Sejak lima hari terakhir, industri rumahan milik Aisyah itu memutuskan berhenti produksi. Empat pekerjanya terpaksa dirumahkan. Sebab, pengolahan kerupuk teplek atau bandung yang telah berlangsung selama 26 tahun itu tak mungkin dilakukan di tengah lonjakan harga dan kelangkaan migor. ”Lima hari. Sampai sekarang sudah tidak produksi sama sekali,” ungkap Aisyah ucapnya kepada Radar Mojokerto, Kamis (24/3).
Keputusan menutup usaha diambil dengan perhitungan biaya produksi yang tak sebanding dengan penghasilan.
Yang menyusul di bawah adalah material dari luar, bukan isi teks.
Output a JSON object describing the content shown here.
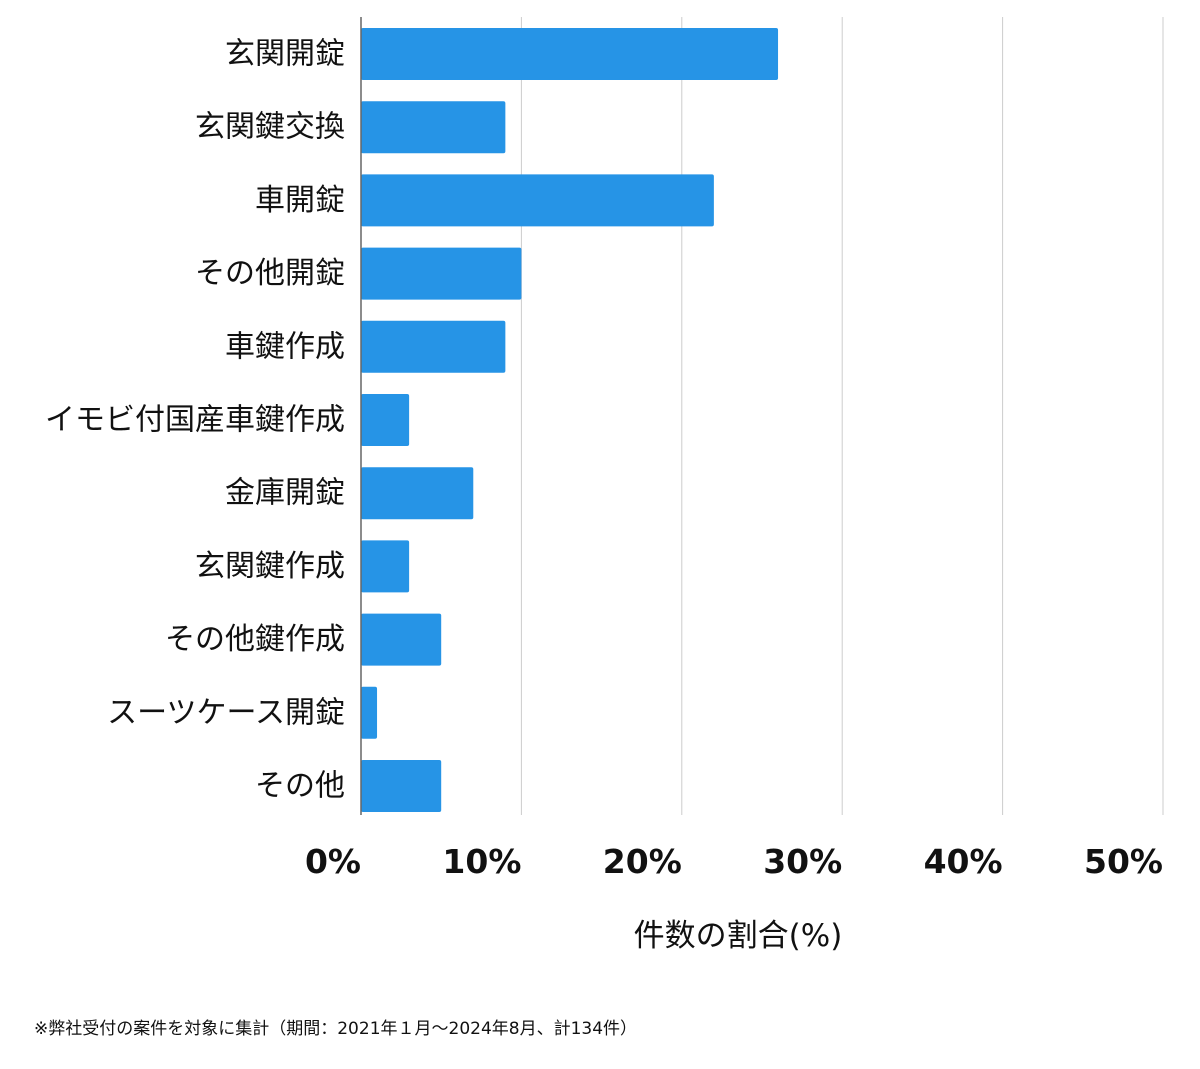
{
  "chart_data": {
    "type": "bar",
    "orientation": "horizontal",
    "categories": [
      "玄関開錠",
      "玄関鍵交換",
      "車開錠",
      "その他開錠",
      "車鍵作成",
      "イモビ付国産車鍵作成",
      "金庫開錠",
      "玄関鍵作成",
      "その他鍵作成",
      "スーツケース開錠",
      "その他"
    ],
    "values": [
      26,
      9,
      22,
      10,
      9,
      3,
      7,
      3,
      5,
      1,
      5
    ],
    "xlim": [
      0,
      50
    ],
    "xticks": [
      "0%",
      "10%",
      "20%",
      "30%",
      "40%",
      "50%"
    ],
    "xlabel": "件数の割合(%)",
    "ylabel": "",
    "title": "",
    "grid": true,
    "colors": {
      "bar": "#2694e6",
      "grid": "#cccccc",
      "axis": "#666666"
    }
  },
  "footnote": "※弊社受付の案件を対象に集計（期間：2021年１月〜2024年8月、計134件）"
}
Menurut dia, harga migor kemasan sekarang sangat mahal. Satu kilogram mencapai Rp 25 ribu.
Di lain sisi, migor curah sulit dicari di pasaran. Jenis migor yang ditetapkan satu harga itu sedang langka. Setiap agen yang didatangi selalu kehabisan stok. ”Katanya masih disubsidi ya kita senang. Eh ternyata barangnya kosong di mana-mana,” keluh perempuan 42 tahun tersebut. Kalaupun ada stok, harga migor curah ugal-ugalan. Yakni, Rp 23 ribu per kilogram. Jauh di atas HET yang ditetapkan pemerintah Rp 14 ribu per kilogram.
Kondisi demikian membuat industri rumahan yang dikelolanya bersama sang kakak mengalami tekor. Aisyah menjelaskan, dalam sehari, dirinya membutuhkan 50 kilogram migor. Jumlah itu untuk menghasilkan 10-12 ribu kerupuk.
Dengan harga migor yang ada saat ini, dia mengaku rugi besar. Pembengkakan ongkos produksi mencapai Rp 1,7-Rp 2 juta. ”Kalau saya paksakan beli minyak yang harganya mahal, itu sama dengan kerja bakti. Tidak dapat apa-apa,” cetusnya.